Griffith University scientists have led an international team to date the skull of an early human found in Africa, potentially upending human evolution knowledge with their discovery.
The Broken Hill (Kabwe 1) skull is one of the best-preserved fossils of the early human species Homo heidelbergensis and was estimated to be about 500,000 years old.
Professor Rainer Grün from the Environmental Futures Research Institute led the team which analysed the skull and other fossil human remains found in the vicinity including a tibia and femur midshaft fragment. The material is curated at the Natural History Museum in London, where collaborators Professor Chris Stringer and Senior Curator Michael Rumsey work.
Discovered in 1921 by miners in Zambia, the Broken Hill remains have been difficult to date due to their haphazard recovery and the site being completely destroyed by quarrying.
Using radiometric dating methods, Professor Grün’s analyses now puts the skull at a relatively young date, estimating it is between 274,000 and 324,000 years old.

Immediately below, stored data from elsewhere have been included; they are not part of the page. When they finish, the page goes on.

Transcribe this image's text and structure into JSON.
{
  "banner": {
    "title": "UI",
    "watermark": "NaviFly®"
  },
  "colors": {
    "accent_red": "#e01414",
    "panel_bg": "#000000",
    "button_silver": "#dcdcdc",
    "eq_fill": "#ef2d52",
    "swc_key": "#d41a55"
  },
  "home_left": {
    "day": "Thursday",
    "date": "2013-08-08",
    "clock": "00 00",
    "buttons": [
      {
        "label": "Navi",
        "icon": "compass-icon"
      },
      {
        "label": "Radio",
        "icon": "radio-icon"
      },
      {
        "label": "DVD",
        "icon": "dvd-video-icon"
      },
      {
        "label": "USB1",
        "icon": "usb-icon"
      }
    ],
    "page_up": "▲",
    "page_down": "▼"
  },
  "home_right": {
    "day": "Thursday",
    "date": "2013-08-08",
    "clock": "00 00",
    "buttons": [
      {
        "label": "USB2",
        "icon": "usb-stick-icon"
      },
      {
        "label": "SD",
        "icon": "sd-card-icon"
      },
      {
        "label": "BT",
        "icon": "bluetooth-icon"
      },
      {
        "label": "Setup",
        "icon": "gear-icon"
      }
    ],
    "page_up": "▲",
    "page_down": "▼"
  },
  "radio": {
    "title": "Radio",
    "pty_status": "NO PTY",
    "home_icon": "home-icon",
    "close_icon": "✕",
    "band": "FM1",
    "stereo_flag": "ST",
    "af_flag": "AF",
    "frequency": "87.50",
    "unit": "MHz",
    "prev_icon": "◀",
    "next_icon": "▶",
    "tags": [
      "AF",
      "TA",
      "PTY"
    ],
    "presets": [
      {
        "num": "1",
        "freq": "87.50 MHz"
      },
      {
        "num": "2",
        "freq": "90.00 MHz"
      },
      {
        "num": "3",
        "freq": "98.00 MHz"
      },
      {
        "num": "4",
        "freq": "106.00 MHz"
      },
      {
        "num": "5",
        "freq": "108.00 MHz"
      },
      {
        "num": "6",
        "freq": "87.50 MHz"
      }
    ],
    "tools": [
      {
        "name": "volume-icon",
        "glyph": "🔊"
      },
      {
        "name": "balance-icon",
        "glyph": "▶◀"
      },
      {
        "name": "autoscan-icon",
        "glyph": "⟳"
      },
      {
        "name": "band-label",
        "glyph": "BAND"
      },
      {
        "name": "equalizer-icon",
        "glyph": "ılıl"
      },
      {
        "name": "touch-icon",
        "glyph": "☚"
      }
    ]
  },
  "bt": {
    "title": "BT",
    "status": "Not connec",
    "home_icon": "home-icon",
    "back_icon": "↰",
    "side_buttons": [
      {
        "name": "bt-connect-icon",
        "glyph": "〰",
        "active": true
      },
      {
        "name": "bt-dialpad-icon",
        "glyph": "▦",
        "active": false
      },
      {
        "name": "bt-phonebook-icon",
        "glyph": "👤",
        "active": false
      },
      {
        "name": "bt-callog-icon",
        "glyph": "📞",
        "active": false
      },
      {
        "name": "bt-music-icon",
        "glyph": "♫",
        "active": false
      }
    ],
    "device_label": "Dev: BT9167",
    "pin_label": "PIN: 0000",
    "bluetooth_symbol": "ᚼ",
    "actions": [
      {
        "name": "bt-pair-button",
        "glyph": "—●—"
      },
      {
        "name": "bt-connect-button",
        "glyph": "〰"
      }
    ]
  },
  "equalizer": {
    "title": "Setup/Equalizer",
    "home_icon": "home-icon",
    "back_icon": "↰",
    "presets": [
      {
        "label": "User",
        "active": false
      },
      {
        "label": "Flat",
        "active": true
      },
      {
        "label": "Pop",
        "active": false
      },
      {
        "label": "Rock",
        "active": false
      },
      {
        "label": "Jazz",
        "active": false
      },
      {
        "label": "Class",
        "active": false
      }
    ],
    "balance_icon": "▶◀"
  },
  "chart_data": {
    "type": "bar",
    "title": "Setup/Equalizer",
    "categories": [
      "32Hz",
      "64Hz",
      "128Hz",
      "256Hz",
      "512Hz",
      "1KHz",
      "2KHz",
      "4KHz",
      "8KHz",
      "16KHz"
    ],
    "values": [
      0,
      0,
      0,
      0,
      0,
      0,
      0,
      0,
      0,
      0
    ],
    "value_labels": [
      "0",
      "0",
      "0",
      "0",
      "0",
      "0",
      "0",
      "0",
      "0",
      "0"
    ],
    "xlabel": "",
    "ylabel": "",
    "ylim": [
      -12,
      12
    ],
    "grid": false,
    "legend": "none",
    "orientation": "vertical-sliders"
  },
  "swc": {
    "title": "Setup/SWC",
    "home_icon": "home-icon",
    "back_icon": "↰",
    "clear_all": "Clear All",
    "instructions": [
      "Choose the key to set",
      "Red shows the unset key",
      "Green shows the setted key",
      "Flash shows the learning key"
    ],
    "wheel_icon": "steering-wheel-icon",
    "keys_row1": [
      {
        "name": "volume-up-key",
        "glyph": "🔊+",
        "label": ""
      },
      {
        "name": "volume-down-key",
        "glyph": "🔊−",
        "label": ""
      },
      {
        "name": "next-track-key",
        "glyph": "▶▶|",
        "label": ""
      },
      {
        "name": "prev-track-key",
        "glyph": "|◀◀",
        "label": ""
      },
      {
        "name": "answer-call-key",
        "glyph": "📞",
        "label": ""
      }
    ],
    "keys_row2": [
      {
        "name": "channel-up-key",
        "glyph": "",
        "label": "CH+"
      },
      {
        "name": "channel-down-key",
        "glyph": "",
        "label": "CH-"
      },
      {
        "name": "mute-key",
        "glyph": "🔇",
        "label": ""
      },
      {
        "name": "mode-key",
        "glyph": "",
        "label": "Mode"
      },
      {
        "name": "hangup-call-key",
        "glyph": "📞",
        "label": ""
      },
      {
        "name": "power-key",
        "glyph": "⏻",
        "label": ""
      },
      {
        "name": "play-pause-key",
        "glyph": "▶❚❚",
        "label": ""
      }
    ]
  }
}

Publishing their findings and methodology in Nature, Professor Grün said “the new best age estimate of the fossil impacts our understanding of the tempo and mode of modern human origins.”
“The Broken Hill human fossils are now within the time range of the early Middle Stone Age, challenging assumptions that only Homo sapiens made these stone tools in Africa.”
The research also suggests that human evolution in Africa around 300,000 years ago was a much more complex process, with the co-existence of different human lineages.
Professor Stringer said: “Previously, the Broken Hill skull was viewed as part of a gradual and widespread evolutionary sequence in Africa from archaic humans to modern humans. But now it looks like the primitive species Homo naledi survived in southern Africa, H. heidelbergensis was in Central Africa, and early forms of our species existed in regions like Morocco and Ethiopia.”
Professor Grün said his team’s research adds to new and emerging studies which question the mode of modern human evolution in Africa and whether Homo heidelbergensis is a direct ancestor of our species.